The film drifts, coursing through the lives of these teenagers as they attend parties and go about typical adolescent behavior. Cinematographer Autumn Durald shoots Palo Alto in brown hues; often times emphasizing a foggy thickness in the air that gives the picture a thematically appropriate stiffness. It’s particularly effective when Coppola employs tracking shots of her characters as they course through household parties of imbibing teens - the thickness permeating beyond the surface of the screen.
Yet Palo Alto resonates more like a mist, dissipating before it really ever makes contact. Whether it’s the thin material in which Coppola is exploring or the overarching sense that Sophia Coppola has examined the culture of suburban adolescent boredom with greater dramatic and formal finesse (The Virgin Suicides and The Bling Ring), Palo Alto never quite develops into something significant. The film bares a strong kinship to Harmony Korine’s Spring Breakers, particularly in the manner it examines an insular culture of privilege. But Korine’s efforts evolved into a medusa-like sprawl of racial, social, gender, and political concerns; Palo Alto remains entrenched in its culture without calling to question on the specificity of its environment.
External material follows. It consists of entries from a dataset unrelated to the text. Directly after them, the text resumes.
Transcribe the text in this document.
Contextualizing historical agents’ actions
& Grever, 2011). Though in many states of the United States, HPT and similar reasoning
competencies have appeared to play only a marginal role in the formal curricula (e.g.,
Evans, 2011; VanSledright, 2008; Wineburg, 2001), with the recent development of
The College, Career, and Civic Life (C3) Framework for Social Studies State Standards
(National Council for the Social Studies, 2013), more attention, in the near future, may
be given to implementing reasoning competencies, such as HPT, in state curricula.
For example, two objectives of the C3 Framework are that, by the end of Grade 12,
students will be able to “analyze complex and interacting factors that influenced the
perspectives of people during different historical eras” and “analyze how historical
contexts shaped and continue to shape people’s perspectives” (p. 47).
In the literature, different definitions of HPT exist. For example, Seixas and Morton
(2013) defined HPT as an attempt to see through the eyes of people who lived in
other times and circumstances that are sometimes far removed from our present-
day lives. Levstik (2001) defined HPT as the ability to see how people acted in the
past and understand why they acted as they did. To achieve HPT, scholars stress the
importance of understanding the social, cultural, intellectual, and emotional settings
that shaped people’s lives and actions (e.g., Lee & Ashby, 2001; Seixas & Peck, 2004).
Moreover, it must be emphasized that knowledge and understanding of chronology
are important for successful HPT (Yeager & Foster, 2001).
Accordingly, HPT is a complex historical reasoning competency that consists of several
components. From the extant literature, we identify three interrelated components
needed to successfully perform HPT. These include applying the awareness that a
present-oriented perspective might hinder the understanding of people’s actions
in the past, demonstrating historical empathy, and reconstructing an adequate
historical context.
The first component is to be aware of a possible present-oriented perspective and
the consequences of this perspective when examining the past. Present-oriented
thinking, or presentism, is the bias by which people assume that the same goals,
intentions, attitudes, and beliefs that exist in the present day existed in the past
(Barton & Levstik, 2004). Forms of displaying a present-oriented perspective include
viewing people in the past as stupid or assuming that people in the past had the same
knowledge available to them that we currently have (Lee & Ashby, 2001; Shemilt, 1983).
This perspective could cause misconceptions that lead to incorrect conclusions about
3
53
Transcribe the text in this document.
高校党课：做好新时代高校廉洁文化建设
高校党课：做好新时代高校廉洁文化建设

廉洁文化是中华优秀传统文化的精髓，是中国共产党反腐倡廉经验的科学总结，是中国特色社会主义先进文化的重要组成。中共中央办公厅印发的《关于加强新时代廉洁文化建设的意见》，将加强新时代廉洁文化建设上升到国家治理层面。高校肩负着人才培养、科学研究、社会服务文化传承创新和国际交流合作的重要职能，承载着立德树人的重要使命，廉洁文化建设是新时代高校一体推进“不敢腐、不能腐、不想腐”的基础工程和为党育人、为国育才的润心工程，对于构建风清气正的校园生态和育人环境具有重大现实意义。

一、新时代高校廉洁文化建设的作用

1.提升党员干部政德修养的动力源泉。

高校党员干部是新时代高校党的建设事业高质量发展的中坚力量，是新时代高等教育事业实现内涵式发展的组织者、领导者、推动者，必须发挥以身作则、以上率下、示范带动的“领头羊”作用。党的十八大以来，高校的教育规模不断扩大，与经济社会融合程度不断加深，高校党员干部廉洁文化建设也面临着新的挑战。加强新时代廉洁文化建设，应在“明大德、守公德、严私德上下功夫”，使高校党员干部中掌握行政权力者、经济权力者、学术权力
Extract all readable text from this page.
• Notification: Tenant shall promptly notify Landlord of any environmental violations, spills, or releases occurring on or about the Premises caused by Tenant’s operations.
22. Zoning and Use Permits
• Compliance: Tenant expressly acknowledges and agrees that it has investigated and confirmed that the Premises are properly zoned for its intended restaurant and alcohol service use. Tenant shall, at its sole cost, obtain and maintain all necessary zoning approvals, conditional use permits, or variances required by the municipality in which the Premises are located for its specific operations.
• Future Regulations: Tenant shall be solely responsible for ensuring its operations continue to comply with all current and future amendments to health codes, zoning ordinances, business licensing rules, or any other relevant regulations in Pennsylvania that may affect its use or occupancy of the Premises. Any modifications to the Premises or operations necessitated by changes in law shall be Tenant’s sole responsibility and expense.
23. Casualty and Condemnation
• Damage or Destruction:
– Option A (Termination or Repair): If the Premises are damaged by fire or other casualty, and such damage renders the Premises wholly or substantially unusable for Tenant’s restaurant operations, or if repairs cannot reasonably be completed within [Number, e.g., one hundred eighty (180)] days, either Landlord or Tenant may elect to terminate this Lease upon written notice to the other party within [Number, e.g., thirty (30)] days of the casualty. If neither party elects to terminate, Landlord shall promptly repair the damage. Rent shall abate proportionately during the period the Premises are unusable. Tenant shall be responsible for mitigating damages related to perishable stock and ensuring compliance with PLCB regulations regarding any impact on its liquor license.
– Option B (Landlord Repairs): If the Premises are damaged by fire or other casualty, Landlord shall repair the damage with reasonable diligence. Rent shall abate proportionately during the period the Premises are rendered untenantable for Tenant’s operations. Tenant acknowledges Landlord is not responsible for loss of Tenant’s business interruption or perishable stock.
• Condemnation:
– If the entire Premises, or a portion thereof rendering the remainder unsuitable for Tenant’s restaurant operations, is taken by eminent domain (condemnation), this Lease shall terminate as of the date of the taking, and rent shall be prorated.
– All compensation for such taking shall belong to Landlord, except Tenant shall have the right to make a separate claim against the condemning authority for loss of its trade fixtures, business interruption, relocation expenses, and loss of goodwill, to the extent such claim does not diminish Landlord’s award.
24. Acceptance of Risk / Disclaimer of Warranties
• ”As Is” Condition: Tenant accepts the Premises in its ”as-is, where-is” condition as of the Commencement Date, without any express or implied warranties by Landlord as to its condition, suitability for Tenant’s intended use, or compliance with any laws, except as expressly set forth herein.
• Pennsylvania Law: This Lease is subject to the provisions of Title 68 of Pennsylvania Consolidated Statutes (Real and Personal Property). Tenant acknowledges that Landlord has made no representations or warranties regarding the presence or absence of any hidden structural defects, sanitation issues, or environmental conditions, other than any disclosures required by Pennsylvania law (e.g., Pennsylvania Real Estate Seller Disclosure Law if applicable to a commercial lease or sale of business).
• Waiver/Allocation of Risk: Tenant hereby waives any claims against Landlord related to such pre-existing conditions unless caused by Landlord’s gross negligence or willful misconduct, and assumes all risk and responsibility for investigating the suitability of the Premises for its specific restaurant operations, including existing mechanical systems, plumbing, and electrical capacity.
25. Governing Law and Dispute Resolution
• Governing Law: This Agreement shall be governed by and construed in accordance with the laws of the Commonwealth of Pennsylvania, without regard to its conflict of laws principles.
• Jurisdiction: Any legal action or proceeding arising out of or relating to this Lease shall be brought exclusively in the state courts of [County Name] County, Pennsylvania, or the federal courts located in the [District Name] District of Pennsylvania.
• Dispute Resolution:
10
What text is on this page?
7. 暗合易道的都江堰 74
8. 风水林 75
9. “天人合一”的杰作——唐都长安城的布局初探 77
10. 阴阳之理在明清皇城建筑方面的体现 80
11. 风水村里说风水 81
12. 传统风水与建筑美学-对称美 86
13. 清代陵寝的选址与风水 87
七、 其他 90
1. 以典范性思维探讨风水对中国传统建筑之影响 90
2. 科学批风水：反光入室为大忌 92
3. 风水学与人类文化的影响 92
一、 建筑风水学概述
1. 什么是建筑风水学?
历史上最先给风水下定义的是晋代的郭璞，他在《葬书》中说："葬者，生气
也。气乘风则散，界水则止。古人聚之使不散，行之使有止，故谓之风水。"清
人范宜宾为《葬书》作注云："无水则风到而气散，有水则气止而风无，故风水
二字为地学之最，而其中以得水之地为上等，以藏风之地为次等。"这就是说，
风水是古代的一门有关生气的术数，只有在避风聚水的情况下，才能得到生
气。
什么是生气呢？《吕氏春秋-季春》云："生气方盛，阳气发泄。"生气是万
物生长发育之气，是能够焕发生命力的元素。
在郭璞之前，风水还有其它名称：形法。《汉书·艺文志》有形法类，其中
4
Palo Alto is left intact by impressive performances from its principal leads, as well as an understanding of how teenagers speak and interact with one another. The film’s objective view point disavows any particular condemnation of their behavior. Whereas many films of this nature attempt to bookend the experiences of their characters as if to chart a specific moment of development in their lives, Palo Alto’s feathery touch feels more like a random sampling of three teenagers simply existing - with a life that extends beyond the end of the film’s runtime.